Magee was born in Newark, New Jersey, on January 12, 1883, but grew up in East Boston, where he was a sprinter in school. He briefly coached at Powder Point School in Duxbury, Massachusetts before moving to Bowdoin College in 1913. Magee was in charge of the Bowdoin track team for the following forty-two years, with some interruptions; in 1918 he received a year's leave of absence to train the American army in France, and was wounded during his time there.

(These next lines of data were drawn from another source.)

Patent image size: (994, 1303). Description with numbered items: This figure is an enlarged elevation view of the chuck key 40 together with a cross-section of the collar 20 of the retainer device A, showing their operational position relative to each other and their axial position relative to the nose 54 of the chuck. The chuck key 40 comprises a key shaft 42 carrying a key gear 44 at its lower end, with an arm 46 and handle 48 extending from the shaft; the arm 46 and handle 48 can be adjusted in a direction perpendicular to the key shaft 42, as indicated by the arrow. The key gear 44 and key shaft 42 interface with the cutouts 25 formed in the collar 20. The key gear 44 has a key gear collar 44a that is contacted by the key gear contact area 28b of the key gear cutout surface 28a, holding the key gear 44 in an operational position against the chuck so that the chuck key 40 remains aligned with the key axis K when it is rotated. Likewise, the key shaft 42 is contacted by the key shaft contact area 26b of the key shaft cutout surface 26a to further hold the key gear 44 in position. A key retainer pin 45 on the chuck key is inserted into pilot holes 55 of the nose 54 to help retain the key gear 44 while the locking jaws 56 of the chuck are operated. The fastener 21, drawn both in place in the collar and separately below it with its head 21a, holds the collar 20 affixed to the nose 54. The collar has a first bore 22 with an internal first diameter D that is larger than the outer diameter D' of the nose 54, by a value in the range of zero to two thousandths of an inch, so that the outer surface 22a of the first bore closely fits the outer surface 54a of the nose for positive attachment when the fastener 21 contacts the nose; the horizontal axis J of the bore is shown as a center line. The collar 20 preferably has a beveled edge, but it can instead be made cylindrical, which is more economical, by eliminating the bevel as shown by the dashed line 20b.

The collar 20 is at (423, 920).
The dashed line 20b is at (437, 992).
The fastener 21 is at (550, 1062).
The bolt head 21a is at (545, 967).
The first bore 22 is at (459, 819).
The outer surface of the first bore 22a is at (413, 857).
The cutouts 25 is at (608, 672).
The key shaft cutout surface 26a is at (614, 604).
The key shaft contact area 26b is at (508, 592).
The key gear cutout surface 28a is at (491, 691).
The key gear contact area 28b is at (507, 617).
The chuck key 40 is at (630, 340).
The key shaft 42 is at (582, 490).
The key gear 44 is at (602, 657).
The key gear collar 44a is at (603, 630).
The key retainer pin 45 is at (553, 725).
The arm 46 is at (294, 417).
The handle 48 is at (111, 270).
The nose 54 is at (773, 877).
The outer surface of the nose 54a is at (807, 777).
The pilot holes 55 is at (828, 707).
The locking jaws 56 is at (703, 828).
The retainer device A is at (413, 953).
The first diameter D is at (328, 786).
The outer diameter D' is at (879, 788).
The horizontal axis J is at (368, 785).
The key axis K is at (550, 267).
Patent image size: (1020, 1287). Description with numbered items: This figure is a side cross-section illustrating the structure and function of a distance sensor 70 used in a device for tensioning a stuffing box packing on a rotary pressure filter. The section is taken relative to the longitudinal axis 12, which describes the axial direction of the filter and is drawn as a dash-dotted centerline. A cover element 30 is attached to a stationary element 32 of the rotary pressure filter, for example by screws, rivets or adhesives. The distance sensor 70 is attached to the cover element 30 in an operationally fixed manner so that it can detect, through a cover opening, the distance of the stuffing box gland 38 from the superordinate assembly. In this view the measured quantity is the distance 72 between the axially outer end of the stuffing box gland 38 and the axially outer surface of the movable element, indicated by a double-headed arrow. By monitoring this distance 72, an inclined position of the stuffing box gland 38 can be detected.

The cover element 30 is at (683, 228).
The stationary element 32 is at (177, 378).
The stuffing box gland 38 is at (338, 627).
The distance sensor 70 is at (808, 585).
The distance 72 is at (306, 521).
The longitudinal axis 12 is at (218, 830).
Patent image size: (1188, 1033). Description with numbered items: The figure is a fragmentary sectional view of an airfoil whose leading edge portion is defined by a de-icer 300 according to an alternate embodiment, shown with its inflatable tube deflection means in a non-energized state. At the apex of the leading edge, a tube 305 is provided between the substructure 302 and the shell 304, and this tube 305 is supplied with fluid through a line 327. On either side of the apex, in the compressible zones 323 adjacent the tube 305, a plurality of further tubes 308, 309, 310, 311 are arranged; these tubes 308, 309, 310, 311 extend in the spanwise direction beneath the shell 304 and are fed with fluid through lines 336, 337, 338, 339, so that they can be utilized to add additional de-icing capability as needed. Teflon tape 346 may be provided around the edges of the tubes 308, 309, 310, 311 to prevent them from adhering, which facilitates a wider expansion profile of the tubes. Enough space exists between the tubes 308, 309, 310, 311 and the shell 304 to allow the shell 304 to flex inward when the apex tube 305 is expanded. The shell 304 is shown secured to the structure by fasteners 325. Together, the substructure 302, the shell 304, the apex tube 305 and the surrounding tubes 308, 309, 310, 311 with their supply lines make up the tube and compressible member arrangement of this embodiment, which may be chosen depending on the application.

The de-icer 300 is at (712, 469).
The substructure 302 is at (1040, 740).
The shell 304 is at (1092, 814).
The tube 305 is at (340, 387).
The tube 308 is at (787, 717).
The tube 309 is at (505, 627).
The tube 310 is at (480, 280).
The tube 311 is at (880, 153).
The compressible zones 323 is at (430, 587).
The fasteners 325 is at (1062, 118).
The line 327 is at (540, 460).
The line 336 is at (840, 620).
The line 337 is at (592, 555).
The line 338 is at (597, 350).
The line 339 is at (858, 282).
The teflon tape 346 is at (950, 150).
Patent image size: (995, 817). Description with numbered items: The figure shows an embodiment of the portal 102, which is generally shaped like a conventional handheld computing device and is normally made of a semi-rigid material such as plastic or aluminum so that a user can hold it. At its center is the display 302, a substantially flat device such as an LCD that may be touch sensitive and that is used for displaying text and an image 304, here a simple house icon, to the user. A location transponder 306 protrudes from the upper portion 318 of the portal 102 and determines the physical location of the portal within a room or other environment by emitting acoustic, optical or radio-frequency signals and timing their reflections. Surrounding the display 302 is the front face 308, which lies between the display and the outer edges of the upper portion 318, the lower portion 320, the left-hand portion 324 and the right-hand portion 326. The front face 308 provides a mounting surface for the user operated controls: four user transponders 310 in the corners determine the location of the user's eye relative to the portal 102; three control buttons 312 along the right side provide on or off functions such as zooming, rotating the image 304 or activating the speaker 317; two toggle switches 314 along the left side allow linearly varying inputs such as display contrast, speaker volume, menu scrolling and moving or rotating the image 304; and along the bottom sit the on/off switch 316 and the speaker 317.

Magee's Bowdoin teams won the New England championship four times and the Maine state championship twenty times. His most successful pupil was 1924 Olympic hammer throw champion and long-time Rhode Island track head coach Fred Tootell; other top athletes coached by Magee at Bowdoin included weight throw world-best holder Niles Perkins and 1934 IC4A high hurdles champion Phil Good. Magee coached the American national team in dual meets against the British Empire in 1932 and 1933, as well as on tours of the Far East (1934) and Scandinavia (1937). He served as an assistant coach on the U.S. Olympic track and field teams of 1924, 1928 and 1932; he was also with the team in 1920, but was not one of the official assistant coaches that year. Magee lobbied for an American boycott of the 1936 Olympics, held in Nazi Germany; he turned down the opportunity to be an Olympic team coach again as a protest after the decision not to boycott was made.

Magee was one of the founders of the Maine branch of the Amateur Athletic Union (AAU); he was elected vice president of the national AAU in 1932 and re-elected the following year. He also served as president of the Association of College Track Coaches of America and was a long-time member of the Maine State Boxing Commission. After his retirement in 1955 Magee was named emeritus director of track and field at Bowdoin; he died in Brunswick, Maine on January 1, 1968, aged 84.

==Legacy==

Magee was inducted in the Helms Hall of Fame in 1949. The track at Bowdoin's Whittier Field stadium is named after Magee, as is Jack Magee's Pub & Grill on the Bowdoin campus.